(IMAGE: CDH Film Co.)

Epec Media, 2022. Comedy/Noir. 111 minutes.

Grade: 1 out of 4

It’s not a huge surprise that Bad Romance writer-director Chad Hamilton’s official bio lists his USC student film first; Bad Romance feels like a student film idea, full of self-consciously clever references and twists but crucially lacking in empathy. Some of that may be due to casting a stand-up comic in the lead – while said comic, Sanjay Rao, has no problem making himself look like an incompetent fool, he and Hamilton don’t give us much reason to care. Rao’s character of Rob frequently comes off as “accidentally” creepy when he’s trying to do something earnest, without seeming to realize that Rob is, in fact, a creep. He doesn’t mean to be, perhaps, but we’re talking about a guy who hits on every woman he meets, and nearly kills one of them by sticking a syringe in her neck to draw blood (you don’t wanna know why).

Shot in black and white to give it a noir feeling, yet filmed on the hipster-populated streets of Austin for ironic contrast, Bad Romance is most directly inspired by Christopher Nolan’s Memento. Rob knows, or thinks he does, that a man named “Jack S.” killed his wife. (That’s a riff on Memento‘s “John G.,” but said aloud it also sounds like “jackass.”) He thinks he has a lead given to him by his friend Frank (Jeff Riberdy), who knows of a bartender named Hannah (Emily Trent) with a “Jack S.” tattoo. Turns out Jack’s her ex, and she wants to find him as well, leading Rob to concoct an insanely convoluted trap in which they’ll pretend Hannah has been murdered, presumably luring Jack S. out to clear his own name and find the people who’ve framed him, at which point they’ll capture him.

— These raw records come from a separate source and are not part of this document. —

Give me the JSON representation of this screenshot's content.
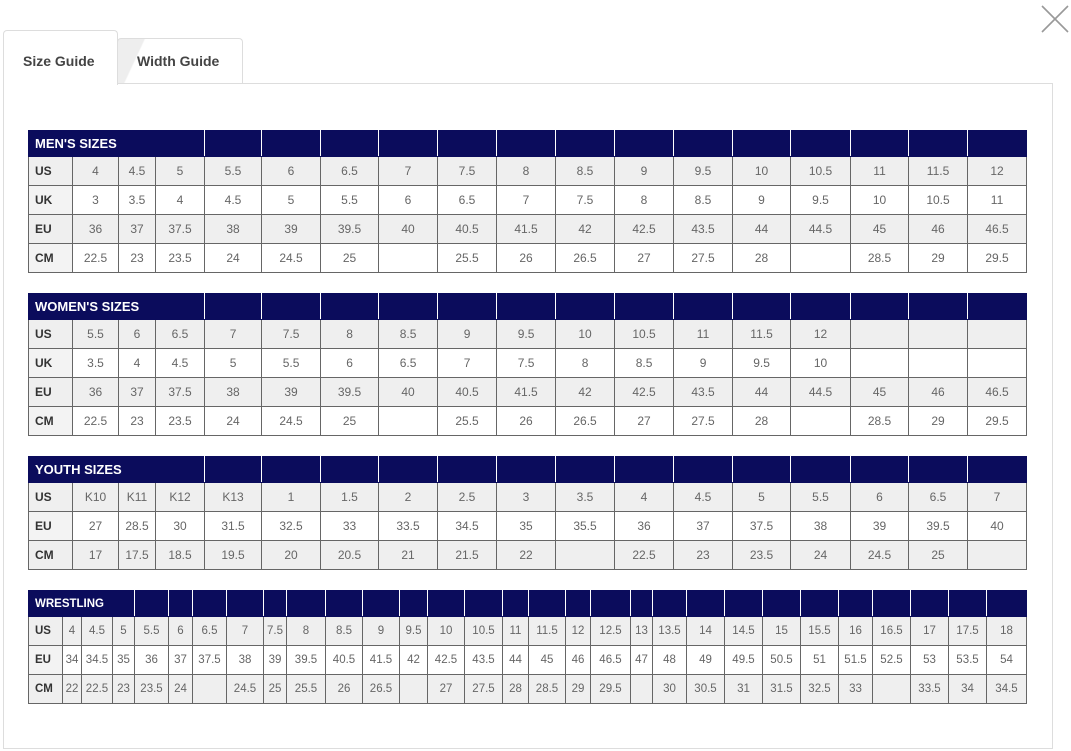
{
  "tabs": [
    {
      "label": "Size Guide",
      "active": true
    },
    {
      "label": "Width Guide",
      "active": false
    }
  ],
  "close_icon": "close-x-icon",
  "colors": {
    "header_bg": "#0b0c5c",
    "header_text": "#ffffff",
    "alt_row": "#efefef"
  },
  "tables": [
    {
      "id": "mens",
      "title": "MEN'S SIZES",
      "rows": [
        {
          "label": "US",
          "values": [
            "4",
            "4.5",
            "5",
            "5.5",
            "6",
            "6.5",
            "7",
            "7.5",
            "8",
            "8.5",
            "9",
            "9.5",
            "10",
            "10.5",
            "11",
            "11.5",
            "12"
          ]
        },
        {
          "label": "UK",
          "values": [
            "3",
            "3.5",
            "4",
            "4.5",
            "5",
            "5.5",
            "6",
            "6.5",
            "7",
            "7.5",
            "8",
            "8.5",
            "9",
            "9.5",
            "10",
            "10.5",
            "11"
          ]
        },
        {
          "label": "EU",
          "values": [
            "36",
            "37",
            "37.5",
            "38",
            "39",
            "39.5",
            "40",
            "40.5",
            "41.5",
            "42",
            "42.5",
            "43.5",
            "44",
            "44.5",
            "45",
            "46",
            "46.5"
          ]
        },
        {
          "label": "CM",
          "values": [
            "22.5",
            "23",
            "23.5",
            "24",
            "24.5",
            "25",
            "",
            "25.5",
            "26",
            "26.5",
            "27",
            "27.5",
            "28",
            "",
            "28.5",
            "29",
            "29.5"
          ]
        }
      ]
    },
    {
      "id": "womens",
      "title": "WOMEN'S SIZES",
      "rows": [
        {
          "label": "US",
          "values": [
            "5.5",
            "6",
            "6.5",
            "7",
            "7.5",
            "8",
            "8.5",
            "9",
            "9.5",
            "10",
            "10.5",
            "11",
            "11.5",
            "12",
            "",
            "",
            ""
          ]
        },
        {
          "label": "UK",
          "values": [
            "3.5",
            "4",
            "4.5",
            "5",
            "5.5",
            "6",
            "6.5",
            "7",
            "7.5",
            "8",
            "8.5",
            "9",
            "9.5",
            "10",
            "",
            "",
            ""
          ]
        },
        {
          "label": "EU",
          "values": [
            "36",
            "37",
            "37.5",
            "38",
            "39",
            "39.5",
            "40",
            "40.5",
            "41.5",
            "42",
            "42.5",
            "43.5",
            "44",
            "44.5",
            "45",
            "46",
            "46.5"
          ]
        },
        {
          "label": "CM",
          "values": [
            "22.5",
            "23",
            "23.5",
            "24",
            "24.5",
            "25",
            "",
            "25.5",
            "26",
            "26.5",
            "27",
            "27.5",
            "28",
            "",
            "28.5",
            "29",
            "29.5"
          ]
        }
      ]
    },
    {
      "id": "youth",
      "title": "YOUTH SIZES",
      "rows": [
        {
          "label": "US",
          "values": [
            "K10",
            "K11",
            "K12",
            "K13",
            "1",
            "1.5",
            "2",
            "2.5",
            "3",
            "3.5",
            "4",
            "4.5",
            "5",
            "5.5",
            "6",
            "6.5",
            "7"
          ]
        },
        {
          "label": "EU",
          "values": [
            "27",
            "28.5",
            "30",
            "31.5",
            "32.5",
            "33",
            "33.5",
            "34.5",
            "35",
            "35.5",
            "36",
            "37",
            "37.5",
            "38",
            "39",
            "39.5",
            "40"
          ]
        },
        {
          "label": "CM",
          "values": [
            "17",
            "17.5",
            "18.5",
            "19.5",
            "20",
            "20.5",
            "21",
            "21.5",
            "22",
            "",
            "22.5",
            "23",
            "23.5",
            "24",
            "24.5",
            "25",
            ""
          ]
        }
      ]
    },
    {
      "id": "wrestling",
      "title": "WRESTLING",
      "rows": [
        {
          "label": "US",
          "values": [
            "4",
            "4.5",
            "5",
            "5.5",
            "6",
            "6.5",
            "7",
            "7.5",
            "8",
            "8.5",
            "9",
            "9.5",
            "10",
            "10.5",
            "11",
            "11.5",
            "12",
            "12.5",
            "13",
            "13.5",
            "14",
            "14.5",
            "15",
            "15.5",
            "16",
            "16.5",
            "17",
            "17.5",
            "18"
          ]
        },
        {
          "label": "EU",
          "values": [
            "34",
            "34.5",
            "35",
            "36",
            "37",
            "37.5",
            "38",
            "39",
            "39.5",
            "40.5",
            "41.5",
            "42",
            "42.5",
            "43.5",
            "44",
            "45",
            "46",
            "46.5",
            "47",
            "48",
            "49",
            "49.5",
            "50.5",
            "51",
            "51.5",
            "52.5",
            "53",
            "53.5",
            "54"
          ]
        },
        {
          "label": "CM",
          "values": [
            "22",
            "22.5",
            "23",
            "23.5",
            "24",
            "",
            "24.5",
            "25",
            "25.5",
            "26",
            "26.5",
            "",
            "27",
            "27.5",
            "28",
            "28.5",
            "29",
            "29.5",
            "",
            "30",
            "30.5",
            "31",
            "31.5",
            "32.5",
            "33",
            "",
            "33.5",
            "34",
            "34.5"
          ]
        }
      ]
    }
  ]
}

It’s a ridiculous plan, and Rob is an idiot – at one point he uses Google to try to figure out how to run a license plate, then wonders aloud, “What’s a DMV?” Later, he pretends running license plates at the DMV has always been his favorite pastime that he’s really good at. His narration is frequently belied by his onscreen actions; nevertheless, he persists. Why Hannah humors him remains unclear, even when her true motives do come up later. Was his reckless endangerment really worth it?

In a neat self-referential twist, Rob looks for an assist from the world’s greatest screenwriter, who turns out to be a know-it-all video store clerk played by Hamilton himself. He too is more annoyingly ignorant than likably naive, but at least he feels like a real human being. The most sympathetic character in the whole thing turns out to be “Jack S.” himself, played by independent filmmaker Raleigh Moore with a gentleness and sincerity that everyone else onscreen lacks.

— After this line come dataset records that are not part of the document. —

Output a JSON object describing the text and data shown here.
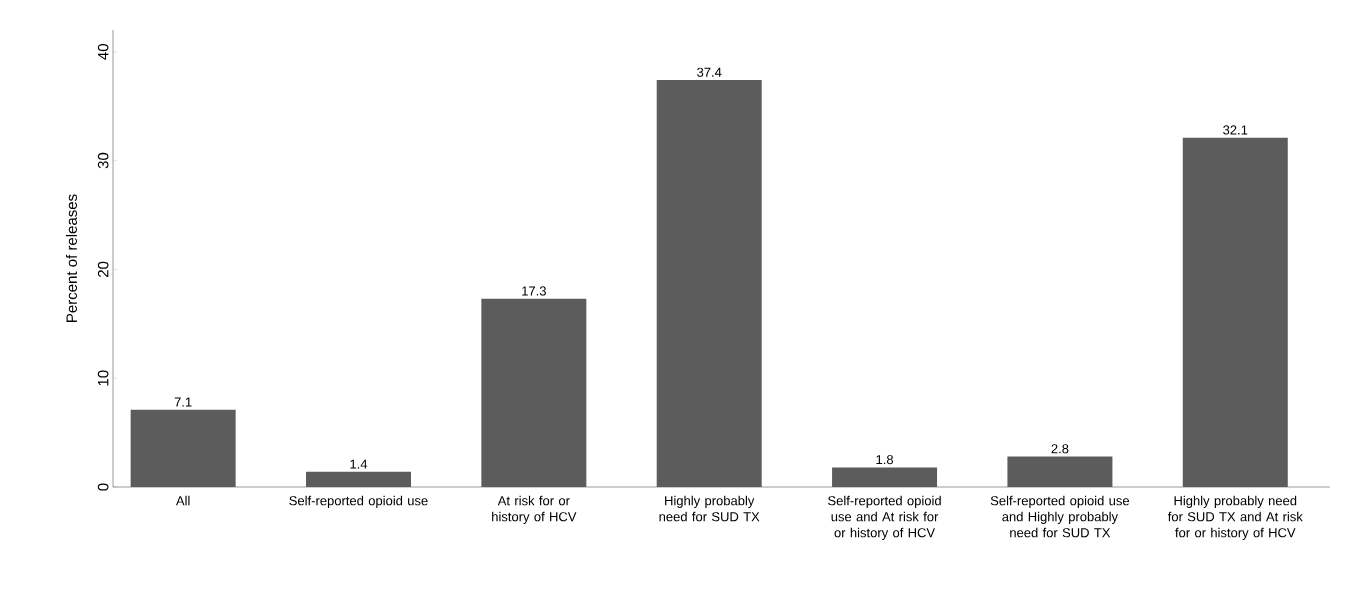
{
  "chart_data": {
    "type": "bar",
    "ylabel": "Percent of releases",
    "categories": [
      "All",
      "Self-reported opioid use",
      "At risk for or history of HCV",
      "Highly probably need for SUD TX",
      "Self-reported opioid use and At risk for or history of HCV",
      "Self-reported opioid use and Highly probably need for SUD TX",
      "Highly probably need for SUD TX and At risk for or history of HCV"
    ],
    "values": [
      7.1,
      1.4,
      17.3,
      37.4,
      1.8,
      2.8,
      32.1
    ],
    "color": "#5c5c5c",
    "ylim": [
      0,
      42
    ],
    "yticks": [
      0,
      10,
      20,
      30,
      40
    ],
    "data_labels": true
  }
}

At around the 70-minute mark, some story twists and reversals kick in, but again, they’d be more effective if we cared. Part of the subtext is that Rob is desperately lonely and just wants to make friends, so instead of questioning people he tries to either hang out with them or ask them out, but he’s one of those desperately lonely people who tries way too hard to the point of obnoxiousness. Plus, again, he’s a moron. His entire plan brings to mind Tom Sawyer’s overly elaborate scheme to free Jim in Huckleberry Finn; rather than doing things the easy way, he has to make everything more complicated and worse because of movies he’s seen or heard about. Mark Twain’s humor worked because of the contrast between Tom’s fiction-driven mind, Huck’s skepticism, and Jim’s utter aghastness. There’s nobody like that here, as Hannah just goes along with everything, and Jack S., like the Dude, abides.

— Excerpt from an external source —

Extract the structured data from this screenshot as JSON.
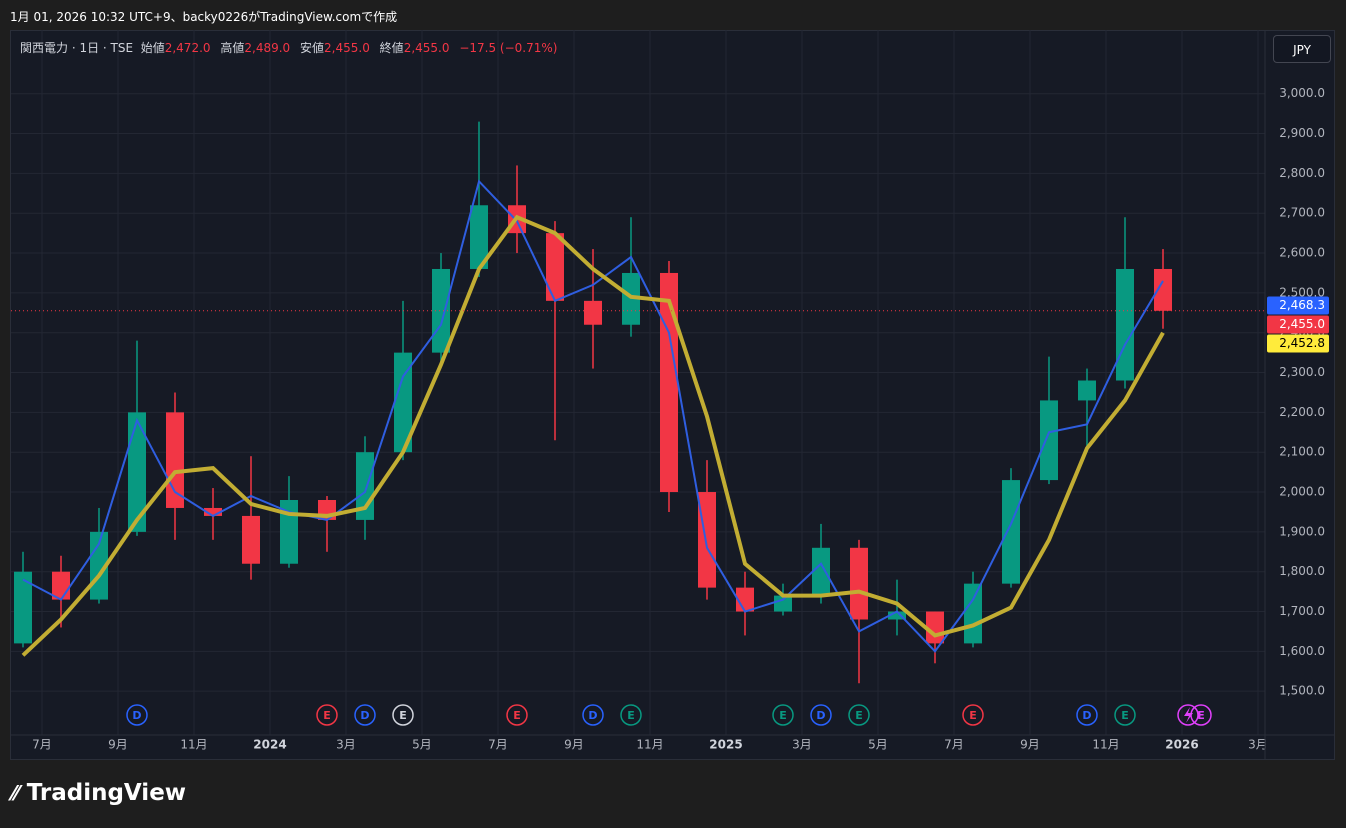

Hamilton clearly finds all this stuff amusing, and humor is relative. But true comedy, in the classical sense, is about seeing mutual mortal foibles. Rob is like an apolitical Qanon supporter – he’s really driven by some ludicrous ideas, doesn’t (and won’t) know what he doesn’t know, and can’t be reached or even toned down by smarter folks; when new information actually does reach him, he claims he always knew it. In a world currently being ruined by similar mentalities, it’s hard to feel for that.

Should you get caught in this Bad Romance? Let’s just say blah, blah, nuh-uh-uh.